We can observe what affect this has on rays. Even though a line is invariant with respect to reflection in any mirror perpendicular to that line (Line Perpendicular to Mirror Theorem), a ray is not invariant for instead, such a reflection maps a ray to one pointing in the opposite direction. But a ray that's parallel to its mirror is mapped to a ray pointing in the same direction. In either case, after two such reflections, the image ray is pointing in the same direction as the original ray.

Therefore, a ray and its translation image are pointing in the same direction. And so an angle and its translation image consist of rays pointing in the same direction -- and these are what we refer to as corresponding angles. We might not want to write a formal proof of this in the classroom, but we may wish to point it out, especially when it's time to define corresponding angles and the other angles formed when two lines are cut by a transversal.

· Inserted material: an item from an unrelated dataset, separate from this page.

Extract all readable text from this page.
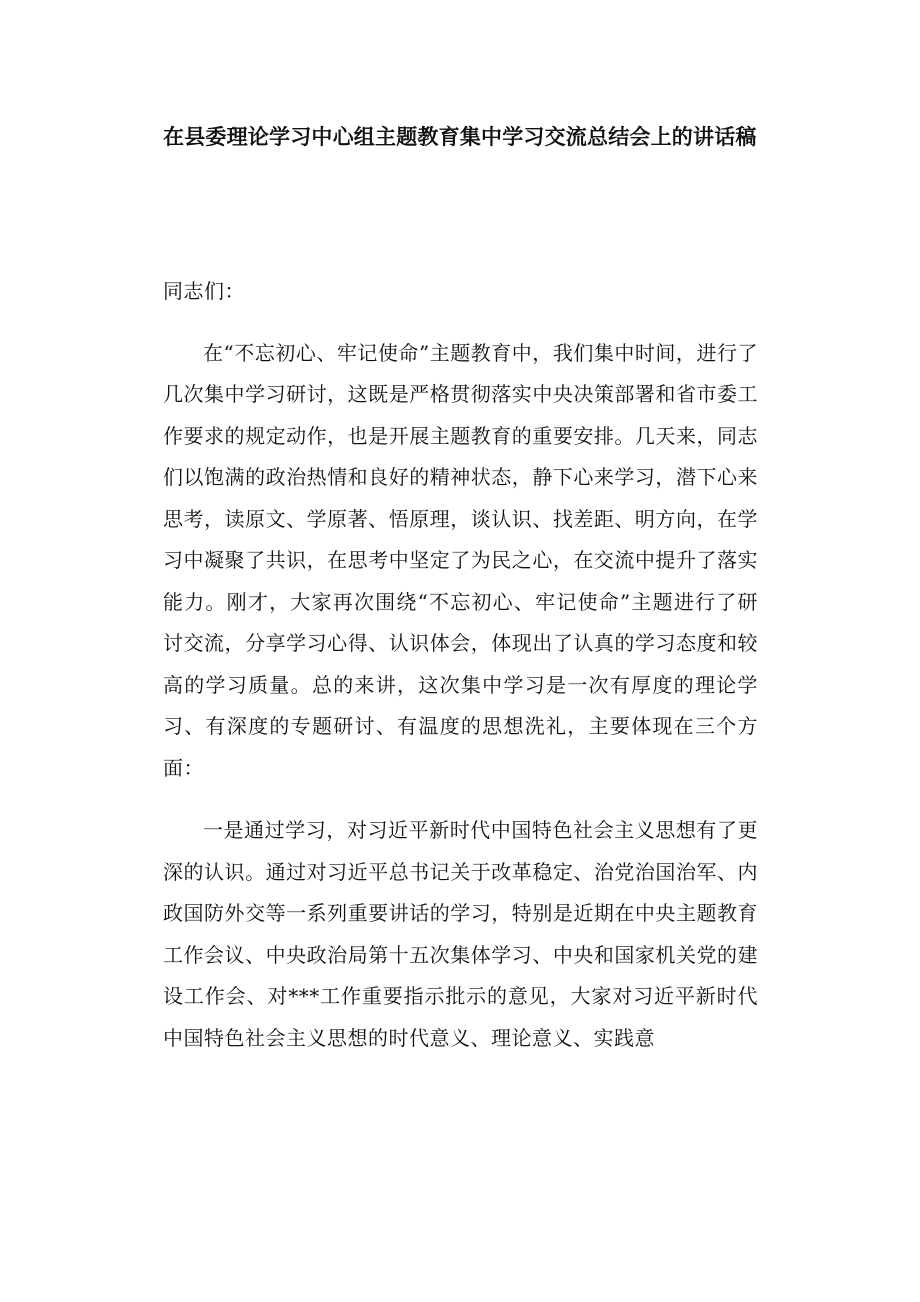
在县委理论学习中心组主题教育集中学习交流总结会上的讲话稿

同志们：

在“不忘初心、牢记使命”主题教育中，我们集中时间，进行了几次集中学习研讨，这既是严格贯彻落实中央决策部署和省市委工作要求的规定动作，也是开展主题教育的重要安排。几天来，同志们以饱满的政治热情和良好的精神状态，静下心来学习，潜下心来思考，读原文、学原著、悟原理，谈认识、找差距、明方向，在学习中凝聚了共识，在思考中坚定了为民之心，在交流中提升了落实能力。刚才，大家再次围绕“不忘初心、牢记使命”主题进行了研讨交流，分享学习心得、认识体会，体现出了认真的学习态度和较高的学习质量。总的来讲，这次集中学习是一次有厚度的理论学习、有深度的专题研讨、有温度的思想洗礼，主要体现在三个方面：

一是通过学习，对习近平新时代中国特色社会主义思想有了更深的认识。通过对习近平总书记关于改革稳定、治党治国治军、内政国防外交等一系列重要讲话的学习，特别是近期在中央主题教育工作会议、中央政治局第十五次集体学习、中央和国家机关党的建设工作会、对***工作重要指示批示的意见，大家对习近平新时代中国特色社会主义思想的时代意义、理论意义、实践意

But we can save that for tomorrow's lesson. Today we want to focus on the translations themselves, up to the proof that a line and its translation image are parallel.

I decided to start with a new worksheet to show this year's versions of the proofs, but then I included the exercises from last year's worksheet. Some of questions from that worksheet include graphing translations on a coordinate plane -- which I don't want to omit, since I know how important such transformations are to the Common Core tests.

We can't prove yet that the transformation (x, y) -> (x + h, y + k) is a translation. I believe that we can prove that (x, y) -> (x + h, y) or (x, y + k) are translations -- the common perpendicular to the mirrors are the x- and y-axis respectively. I suspect that a proof that the full translation (xy) -> (x + hy + k) not only requires a non-neutral proof, but is proved most easily using second-semester coordinate formulas -- we show that each point is moved sqrt(h^2 + k^2) units along a line of slope h.

It might be simpler to show that the composite of two translations is a translation. I suspect that this can be proved only using congruence, not similarity -- if A and B are any two points, A' and B' their images under the first translation, and A" and B" their images under the second translation (and the translations aren't along the same line, for which the proof would be trivial), then we can show that the triangles AA'A" and BB'B" are congruent via SAS. But this proof would hardly be neutral.

So we can think of the translation problems on the coordinate plane as previews for when they can be fully proved during the second semester.